One of the panel discussions opened up a debate about information theory and dynamical systems theory which was unfortunately not too insightful (it has been followed in the conference blog). For two reasons mainly. First, most people seemed to equate dynamical systems theory with particular dynamical neural models and information theory with computation. This obviously leads to people talking across each other about a lot of senseless stuff. Several people pointed this out during the discussion but a few minutes later the discussion would slip into loaded notions of the terms. Second, because people would sometimes argue that one was ‘a better tool’ than the other. This doesn’t make sense, on his own anyway. Better at what? Both of them are tools that can be used to analyse dynamical (and non-dynamical) agent/environment systems. What I think some people may have meant is that there can be certain types of question that one tool will be able to answer better than the other (and of course, some questions which might be better answered by using both or neither tools). Dynamicists, as they are sometimes called, think that certain aspects of interactions (such as relative timing, morphologies, biomechanics, etc.) are important for what they understand as cognition. Therefore, dynamical systems tools are most of the times the more appropriate tool to address the sorts of questions that they have about their systems of interest. On the other hand, informationists (or however these people are called), have very different types of questions about their systems. This is sometimes because of the nature of the systems which they study (such as throwing a dice with clearly labeled sides and discrete events in time), but ultimately the type of system under study should not force one to study it with one tool or the other. It is their type of questions that are different. For example, they might be interested in how much mutual information an agent shares with its environment. It is questions of this nature that they think are relevant for their understanding of cognition, for which information theory is a mighty powerful tool. In summary, I don’t think there is a debate worth having about which is a better tool. Particularly, in the absence of the context of which question and which system the user of the tool is trying to answer. It is more interesting to debate which questions we are asking about our agent/environment systems and the tools will simply follow.
Finally, a couple of comments regarding the blog and wiki that were set up. Ideally they should have been arranged with some more anticipation. More importantly, however, is that they be made more general ‘artificial life community’ blogs/wikis and not just ECAL2007 ones (e.g. http://artificiallife.wordpress.com/ ?). That’s only a minor matter of changing domain name and title I guess. Perhaps it should be done for the wiki.

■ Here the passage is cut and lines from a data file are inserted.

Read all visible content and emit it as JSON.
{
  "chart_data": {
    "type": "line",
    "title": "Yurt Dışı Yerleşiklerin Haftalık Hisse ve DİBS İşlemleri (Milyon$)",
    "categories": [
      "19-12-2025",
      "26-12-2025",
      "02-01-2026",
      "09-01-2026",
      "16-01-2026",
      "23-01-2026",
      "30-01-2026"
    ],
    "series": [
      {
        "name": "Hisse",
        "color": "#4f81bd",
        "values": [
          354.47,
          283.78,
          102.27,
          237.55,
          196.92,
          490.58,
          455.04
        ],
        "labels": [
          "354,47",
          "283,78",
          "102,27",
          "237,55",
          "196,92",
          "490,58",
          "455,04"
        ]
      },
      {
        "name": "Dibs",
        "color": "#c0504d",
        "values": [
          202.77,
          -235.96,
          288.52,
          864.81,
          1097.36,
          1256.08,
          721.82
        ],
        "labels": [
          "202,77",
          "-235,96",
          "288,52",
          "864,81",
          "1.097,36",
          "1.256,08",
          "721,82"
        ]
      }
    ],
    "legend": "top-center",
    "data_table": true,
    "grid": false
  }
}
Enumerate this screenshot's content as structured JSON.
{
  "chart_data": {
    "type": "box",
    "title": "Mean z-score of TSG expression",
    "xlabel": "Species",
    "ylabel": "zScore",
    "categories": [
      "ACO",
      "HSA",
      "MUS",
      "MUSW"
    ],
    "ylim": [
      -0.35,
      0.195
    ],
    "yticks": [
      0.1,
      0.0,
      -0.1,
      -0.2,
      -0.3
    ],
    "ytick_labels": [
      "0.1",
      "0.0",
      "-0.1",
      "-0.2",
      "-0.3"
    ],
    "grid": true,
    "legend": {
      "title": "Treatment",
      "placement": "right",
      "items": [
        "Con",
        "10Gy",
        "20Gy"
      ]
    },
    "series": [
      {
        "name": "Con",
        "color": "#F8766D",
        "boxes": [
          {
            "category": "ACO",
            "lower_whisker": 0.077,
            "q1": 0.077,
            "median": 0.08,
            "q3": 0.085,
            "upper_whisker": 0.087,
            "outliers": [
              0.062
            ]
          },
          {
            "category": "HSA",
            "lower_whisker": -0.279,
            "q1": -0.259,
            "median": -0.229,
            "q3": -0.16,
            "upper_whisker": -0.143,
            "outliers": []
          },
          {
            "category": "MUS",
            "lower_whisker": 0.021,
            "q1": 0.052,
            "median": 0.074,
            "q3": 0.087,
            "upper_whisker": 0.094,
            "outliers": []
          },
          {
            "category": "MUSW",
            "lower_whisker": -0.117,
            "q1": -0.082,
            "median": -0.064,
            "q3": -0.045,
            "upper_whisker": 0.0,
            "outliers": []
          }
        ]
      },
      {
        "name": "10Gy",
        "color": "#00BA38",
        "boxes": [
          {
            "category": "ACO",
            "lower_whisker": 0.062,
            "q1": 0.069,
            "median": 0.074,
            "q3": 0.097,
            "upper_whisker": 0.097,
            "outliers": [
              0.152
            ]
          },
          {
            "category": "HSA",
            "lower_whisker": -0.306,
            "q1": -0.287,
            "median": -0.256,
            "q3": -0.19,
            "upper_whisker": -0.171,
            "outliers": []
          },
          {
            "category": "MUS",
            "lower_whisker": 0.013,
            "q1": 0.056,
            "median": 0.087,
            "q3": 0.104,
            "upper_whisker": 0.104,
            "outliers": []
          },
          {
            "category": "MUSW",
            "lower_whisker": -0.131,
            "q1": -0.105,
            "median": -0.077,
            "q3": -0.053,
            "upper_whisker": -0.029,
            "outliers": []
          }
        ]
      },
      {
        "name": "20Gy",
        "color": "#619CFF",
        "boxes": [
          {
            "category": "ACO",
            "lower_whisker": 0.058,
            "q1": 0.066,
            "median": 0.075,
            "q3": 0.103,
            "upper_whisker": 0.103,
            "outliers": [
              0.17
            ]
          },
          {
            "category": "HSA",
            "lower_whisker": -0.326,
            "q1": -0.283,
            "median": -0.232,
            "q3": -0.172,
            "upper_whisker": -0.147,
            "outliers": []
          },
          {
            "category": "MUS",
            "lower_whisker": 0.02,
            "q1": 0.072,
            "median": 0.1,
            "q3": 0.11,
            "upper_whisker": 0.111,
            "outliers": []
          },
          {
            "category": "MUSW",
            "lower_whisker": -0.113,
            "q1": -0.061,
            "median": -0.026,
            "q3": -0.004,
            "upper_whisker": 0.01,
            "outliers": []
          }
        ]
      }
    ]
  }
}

On a different but related idea, would anybody (else besides me) find useful a user-submitted voted-on and commented-on paper repository in the form of an ‘artificial life community digg-style’ site? Just a thought.
ps. as the astute reader will have noticed (I always wanted to say that phrase) I am making an effort to not so easily refer to the brain or the mind as the place where things ‘happen’ when we ‘think/learn/remember’ things (e.g. the title of the post). I’m sure you will have found it utterly silly and downright annoying. I don’t blame you. But I think it should be relevant to have a situated, embodied and dynamical systems perspective not just in our research but throughout our lives, down to even our most meaningless day-to-day expressions. Although I understand they are not meant to be accurate, I reckon the accumulation of these phrases make it harder to turn cognition into a less GOFAI-oriented science. I’m sure, however, that for the larger proportion of the three people reading this blog it will not come as a surprise that their body is relevant to what they learn and remember.